What is unique is the situation that players are in this year. Because of the coronavirus pandemic, there is no guarantee there will be a high school football season. Teams will be allowed to restart athletic activities once the governor’s office gives approval to the school’s respective counties, the PIAA Board of Directors decided last month. While not providing a date for when workouts can resume – there is currently a directive that no team activities canbe held before July 1 – the Board of Directors voted unanimously to give executive director Bob Lombardi the sole authority to decide when workouts can resume for the fall seasons.
Players like Cumer and Kuhns can only hope there is a season. Not playing last fall, and watching their teammates participate, was painful. The thought of not playing another season is almost unbearable. That’s why Kuhns says he doesn’t think about the possibility of there not being a 2020 season.
“I push that to the back of my mind,” he said. “I’m preparing for this like every other season.”
Cumer (6-2, 275) who will be a senior, participates in three sports at McGuffey. He was on the wrestling team as a sophomore and participated in the shot put, discus and javelin for the Highlanders’ track and field team.
“Nate doesn’t like to play football. He loves to play football,” McGuffey coach Ed Dalton said. “He was with us all last year. He filmed practices. He broke down films of the linemen. He was always there and involved.”
Cumer said he would like to play football in college. It would make it easier for college coaches to evaluate him if there is a football season in 2020. It would be tough for Cumer to stand out if the only video of him is from his sophomore season.

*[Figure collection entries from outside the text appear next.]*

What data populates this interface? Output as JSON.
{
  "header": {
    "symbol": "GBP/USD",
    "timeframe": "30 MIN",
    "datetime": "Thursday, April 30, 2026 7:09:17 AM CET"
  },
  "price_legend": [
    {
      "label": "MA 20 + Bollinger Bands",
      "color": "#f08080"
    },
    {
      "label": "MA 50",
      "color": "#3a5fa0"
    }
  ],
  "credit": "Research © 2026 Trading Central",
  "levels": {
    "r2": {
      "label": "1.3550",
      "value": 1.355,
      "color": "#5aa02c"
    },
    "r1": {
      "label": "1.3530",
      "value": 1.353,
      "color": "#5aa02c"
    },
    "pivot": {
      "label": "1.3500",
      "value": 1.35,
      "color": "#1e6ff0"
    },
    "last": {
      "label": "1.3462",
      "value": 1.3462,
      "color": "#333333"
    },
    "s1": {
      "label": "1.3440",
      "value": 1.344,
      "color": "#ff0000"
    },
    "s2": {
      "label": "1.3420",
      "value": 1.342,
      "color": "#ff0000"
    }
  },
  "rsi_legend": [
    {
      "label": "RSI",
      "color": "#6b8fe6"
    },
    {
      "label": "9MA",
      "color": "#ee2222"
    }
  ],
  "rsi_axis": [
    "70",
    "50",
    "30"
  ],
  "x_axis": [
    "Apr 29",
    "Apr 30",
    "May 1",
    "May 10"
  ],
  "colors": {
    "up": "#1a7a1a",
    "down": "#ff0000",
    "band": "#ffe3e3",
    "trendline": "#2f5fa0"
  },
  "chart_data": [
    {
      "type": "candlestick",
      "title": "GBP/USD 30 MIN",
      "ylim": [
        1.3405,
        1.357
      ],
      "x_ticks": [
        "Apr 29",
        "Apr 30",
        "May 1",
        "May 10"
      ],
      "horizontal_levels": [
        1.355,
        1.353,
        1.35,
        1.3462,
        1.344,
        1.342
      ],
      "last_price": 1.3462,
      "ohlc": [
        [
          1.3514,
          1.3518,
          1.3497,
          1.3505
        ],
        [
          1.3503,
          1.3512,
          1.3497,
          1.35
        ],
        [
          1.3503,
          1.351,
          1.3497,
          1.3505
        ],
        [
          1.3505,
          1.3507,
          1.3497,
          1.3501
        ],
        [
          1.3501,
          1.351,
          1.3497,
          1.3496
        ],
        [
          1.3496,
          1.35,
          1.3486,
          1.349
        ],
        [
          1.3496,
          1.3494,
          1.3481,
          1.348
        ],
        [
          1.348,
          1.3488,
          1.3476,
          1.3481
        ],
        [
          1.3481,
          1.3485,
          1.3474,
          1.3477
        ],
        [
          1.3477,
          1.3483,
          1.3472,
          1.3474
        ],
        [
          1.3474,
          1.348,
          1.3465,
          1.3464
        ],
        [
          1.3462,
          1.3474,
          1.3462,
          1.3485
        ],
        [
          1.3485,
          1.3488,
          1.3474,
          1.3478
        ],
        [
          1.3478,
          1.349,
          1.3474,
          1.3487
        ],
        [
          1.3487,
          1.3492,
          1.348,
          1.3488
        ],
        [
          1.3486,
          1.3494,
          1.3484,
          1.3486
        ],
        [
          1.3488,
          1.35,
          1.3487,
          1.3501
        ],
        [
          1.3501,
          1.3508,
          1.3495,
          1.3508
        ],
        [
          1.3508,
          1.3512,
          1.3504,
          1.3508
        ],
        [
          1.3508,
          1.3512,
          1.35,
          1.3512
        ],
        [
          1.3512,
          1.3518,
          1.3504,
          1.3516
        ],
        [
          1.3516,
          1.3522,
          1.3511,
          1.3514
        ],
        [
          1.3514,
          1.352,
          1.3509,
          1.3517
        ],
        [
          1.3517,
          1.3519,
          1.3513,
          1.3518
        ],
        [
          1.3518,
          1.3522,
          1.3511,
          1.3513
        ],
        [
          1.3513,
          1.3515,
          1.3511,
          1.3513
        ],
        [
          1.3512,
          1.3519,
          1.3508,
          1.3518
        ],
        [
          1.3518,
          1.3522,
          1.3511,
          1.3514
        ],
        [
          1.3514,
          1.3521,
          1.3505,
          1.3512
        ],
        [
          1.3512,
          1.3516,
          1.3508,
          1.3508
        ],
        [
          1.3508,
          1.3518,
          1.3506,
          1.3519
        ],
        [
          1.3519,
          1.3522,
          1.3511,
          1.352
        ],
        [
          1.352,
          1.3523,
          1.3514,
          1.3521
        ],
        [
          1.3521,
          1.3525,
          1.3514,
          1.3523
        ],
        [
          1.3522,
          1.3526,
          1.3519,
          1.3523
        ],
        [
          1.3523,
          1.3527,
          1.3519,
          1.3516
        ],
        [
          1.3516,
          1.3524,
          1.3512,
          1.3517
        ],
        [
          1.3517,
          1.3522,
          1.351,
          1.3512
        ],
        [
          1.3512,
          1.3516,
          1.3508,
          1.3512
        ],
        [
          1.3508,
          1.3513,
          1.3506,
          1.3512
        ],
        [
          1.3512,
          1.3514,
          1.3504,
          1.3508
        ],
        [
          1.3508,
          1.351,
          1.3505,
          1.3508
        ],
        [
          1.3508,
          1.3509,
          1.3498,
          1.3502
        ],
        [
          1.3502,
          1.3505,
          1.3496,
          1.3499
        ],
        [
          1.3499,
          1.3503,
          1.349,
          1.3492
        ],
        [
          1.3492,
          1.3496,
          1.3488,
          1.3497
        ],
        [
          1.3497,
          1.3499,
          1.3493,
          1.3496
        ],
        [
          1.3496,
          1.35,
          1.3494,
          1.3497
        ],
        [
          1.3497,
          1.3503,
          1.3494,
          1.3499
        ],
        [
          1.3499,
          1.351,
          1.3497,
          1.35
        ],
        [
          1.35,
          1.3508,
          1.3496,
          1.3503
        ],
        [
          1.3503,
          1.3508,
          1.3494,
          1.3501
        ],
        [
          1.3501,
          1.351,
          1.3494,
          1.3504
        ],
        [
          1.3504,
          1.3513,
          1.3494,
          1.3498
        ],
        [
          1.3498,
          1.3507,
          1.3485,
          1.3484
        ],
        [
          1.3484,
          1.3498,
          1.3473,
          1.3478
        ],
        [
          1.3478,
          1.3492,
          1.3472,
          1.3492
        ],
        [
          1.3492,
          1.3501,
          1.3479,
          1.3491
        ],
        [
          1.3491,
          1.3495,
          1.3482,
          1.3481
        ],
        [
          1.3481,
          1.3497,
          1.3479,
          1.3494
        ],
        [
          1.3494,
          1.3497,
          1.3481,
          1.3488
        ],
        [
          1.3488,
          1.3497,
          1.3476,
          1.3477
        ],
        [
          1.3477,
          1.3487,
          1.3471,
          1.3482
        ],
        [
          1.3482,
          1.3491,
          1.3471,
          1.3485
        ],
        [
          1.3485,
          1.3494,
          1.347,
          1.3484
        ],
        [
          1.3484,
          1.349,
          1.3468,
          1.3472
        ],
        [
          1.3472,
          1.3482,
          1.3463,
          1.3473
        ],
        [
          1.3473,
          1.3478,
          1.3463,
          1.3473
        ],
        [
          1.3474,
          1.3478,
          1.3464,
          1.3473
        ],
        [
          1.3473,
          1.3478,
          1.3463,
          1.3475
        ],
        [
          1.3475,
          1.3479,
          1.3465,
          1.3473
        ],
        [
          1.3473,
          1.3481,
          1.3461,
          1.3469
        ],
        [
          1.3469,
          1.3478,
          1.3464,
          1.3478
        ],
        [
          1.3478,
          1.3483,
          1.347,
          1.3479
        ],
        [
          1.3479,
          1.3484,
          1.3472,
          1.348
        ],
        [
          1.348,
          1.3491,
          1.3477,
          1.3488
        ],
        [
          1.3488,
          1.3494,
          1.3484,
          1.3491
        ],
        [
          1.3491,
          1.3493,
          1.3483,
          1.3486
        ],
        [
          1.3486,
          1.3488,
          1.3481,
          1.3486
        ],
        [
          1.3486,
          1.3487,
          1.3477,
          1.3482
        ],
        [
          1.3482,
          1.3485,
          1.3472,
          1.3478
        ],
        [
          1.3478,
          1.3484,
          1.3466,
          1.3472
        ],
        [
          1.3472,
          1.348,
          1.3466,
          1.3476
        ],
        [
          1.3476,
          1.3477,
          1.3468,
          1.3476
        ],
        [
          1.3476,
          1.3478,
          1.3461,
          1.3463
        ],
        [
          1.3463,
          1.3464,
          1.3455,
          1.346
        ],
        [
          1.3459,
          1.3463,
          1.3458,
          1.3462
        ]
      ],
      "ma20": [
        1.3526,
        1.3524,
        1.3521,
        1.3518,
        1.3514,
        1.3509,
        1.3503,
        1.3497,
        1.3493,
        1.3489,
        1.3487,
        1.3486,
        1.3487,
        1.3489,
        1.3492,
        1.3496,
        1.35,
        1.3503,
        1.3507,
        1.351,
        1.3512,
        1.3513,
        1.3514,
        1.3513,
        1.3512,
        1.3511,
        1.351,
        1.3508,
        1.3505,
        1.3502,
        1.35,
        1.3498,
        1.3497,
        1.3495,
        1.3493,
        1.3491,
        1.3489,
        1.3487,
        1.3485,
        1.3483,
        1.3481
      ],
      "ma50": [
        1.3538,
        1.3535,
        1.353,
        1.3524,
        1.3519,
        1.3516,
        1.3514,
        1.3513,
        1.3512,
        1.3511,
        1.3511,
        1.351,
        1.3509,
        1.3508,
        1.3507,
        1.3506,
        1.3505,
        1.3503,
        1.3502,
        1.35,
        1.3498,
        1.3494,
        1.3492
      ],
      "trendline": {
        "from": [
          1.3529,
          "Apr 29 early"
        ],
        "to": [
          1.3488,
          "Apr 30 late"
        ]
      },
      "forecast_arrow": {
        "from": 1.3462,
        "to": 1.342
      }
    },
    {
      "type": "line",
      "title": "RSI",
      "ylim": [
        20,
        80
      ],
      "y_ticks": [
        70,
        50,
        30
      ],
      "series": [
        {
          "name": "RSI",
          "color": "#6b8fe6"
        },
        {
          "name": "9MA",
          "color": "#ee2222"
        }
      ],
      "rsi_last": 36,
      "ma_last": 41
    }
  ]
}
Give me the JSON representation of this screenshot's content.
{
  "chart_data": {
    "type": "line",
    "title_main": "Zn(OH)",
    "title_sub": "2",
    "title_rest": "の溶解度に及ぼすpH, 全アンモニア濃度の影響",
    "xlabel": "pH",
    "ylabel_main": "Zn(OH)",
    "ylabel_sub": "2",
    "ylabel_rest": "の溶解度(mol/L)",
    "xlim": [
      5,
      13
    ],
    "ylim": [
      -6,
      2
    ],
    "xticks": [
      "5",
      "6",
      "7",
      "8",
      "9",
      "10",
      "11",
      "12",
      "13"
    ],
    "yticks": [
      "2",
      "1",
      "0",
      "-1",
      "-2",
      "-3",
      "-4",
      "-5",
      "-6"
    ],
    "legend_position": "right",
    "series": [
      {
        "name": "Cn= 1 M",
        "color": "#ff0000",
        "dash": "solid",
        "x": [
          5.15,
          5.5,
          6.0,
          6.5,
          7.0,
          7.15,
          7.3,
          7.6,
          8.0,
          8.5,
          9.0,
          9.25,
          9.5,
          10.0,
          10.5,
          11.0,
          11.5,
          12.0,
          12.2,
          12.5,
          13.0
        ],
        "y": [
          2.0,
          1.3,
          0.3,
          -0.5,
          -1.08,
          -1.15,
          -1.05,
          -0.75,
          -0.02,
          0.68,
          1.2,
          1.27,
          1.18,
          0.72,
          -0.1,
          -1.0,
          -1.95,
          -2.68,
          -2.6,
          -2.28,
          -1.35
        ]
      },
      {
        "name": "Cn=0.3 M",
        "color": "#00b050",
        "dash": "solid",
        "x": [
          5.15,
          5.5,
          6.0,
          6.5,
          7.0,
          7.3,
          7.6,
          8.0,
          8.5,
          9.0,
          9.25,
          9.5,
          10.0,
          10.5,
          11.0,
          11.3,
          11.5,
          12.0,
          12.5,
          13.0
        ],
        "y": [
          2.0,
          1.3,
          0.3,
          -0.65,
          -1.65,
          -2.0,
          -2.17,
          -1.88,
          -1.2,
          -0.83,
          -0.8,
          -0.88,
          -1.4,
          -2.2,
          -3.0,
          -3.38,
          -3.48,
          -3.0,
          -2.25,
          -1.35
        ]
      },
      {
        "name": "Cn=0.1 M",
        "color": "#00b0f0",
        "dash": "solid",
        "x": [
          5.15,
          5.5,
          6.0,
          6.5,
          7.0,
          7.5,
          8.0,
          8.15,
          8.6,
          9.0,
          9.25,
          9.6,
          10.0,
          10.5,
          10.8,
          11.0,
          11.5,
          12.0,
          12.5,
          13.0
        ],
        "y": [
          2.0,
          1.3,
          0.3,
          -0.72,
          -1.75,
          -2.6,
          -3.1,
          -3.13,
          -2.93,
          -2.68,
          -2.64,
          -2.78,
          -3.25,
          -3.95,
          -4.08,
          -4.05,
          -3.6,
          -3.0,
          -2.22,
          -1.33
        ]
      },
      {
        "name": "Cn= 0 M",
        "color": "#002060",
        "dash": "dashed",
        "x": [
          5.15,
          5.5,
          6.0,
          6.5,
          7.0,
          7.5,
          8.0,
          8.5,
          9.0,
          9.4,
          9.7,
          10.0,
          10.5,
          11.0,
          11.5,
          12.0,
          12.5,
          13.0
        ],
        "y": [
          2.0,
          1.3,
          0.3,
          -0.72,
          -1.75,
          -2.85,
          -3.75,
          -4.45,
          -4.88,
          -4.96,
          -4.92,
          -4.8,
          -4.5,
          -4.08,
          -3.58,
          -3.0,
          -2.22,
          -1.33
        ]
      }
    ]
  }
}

“I’m almost fully recovered,” Cumer said. “I’m at 95%.
“It was frustrating last year. Being left out was tough. The team had a good season and not being a part of it was heartbreaking.”
Kuhns is a different situation than Cumer. He’s entering his junior year, so no matter what happens this fall there will be a senior season on the horizon.
“As his dad, you think about him not being able to play this year. That he would get to play only in his freshman and senior years, that just wouldn’t be fair,” Joe Kuhns said. “I know they can’t open up a can of worms and get the year back, like they can in college. That just wouldn’t be feasible.”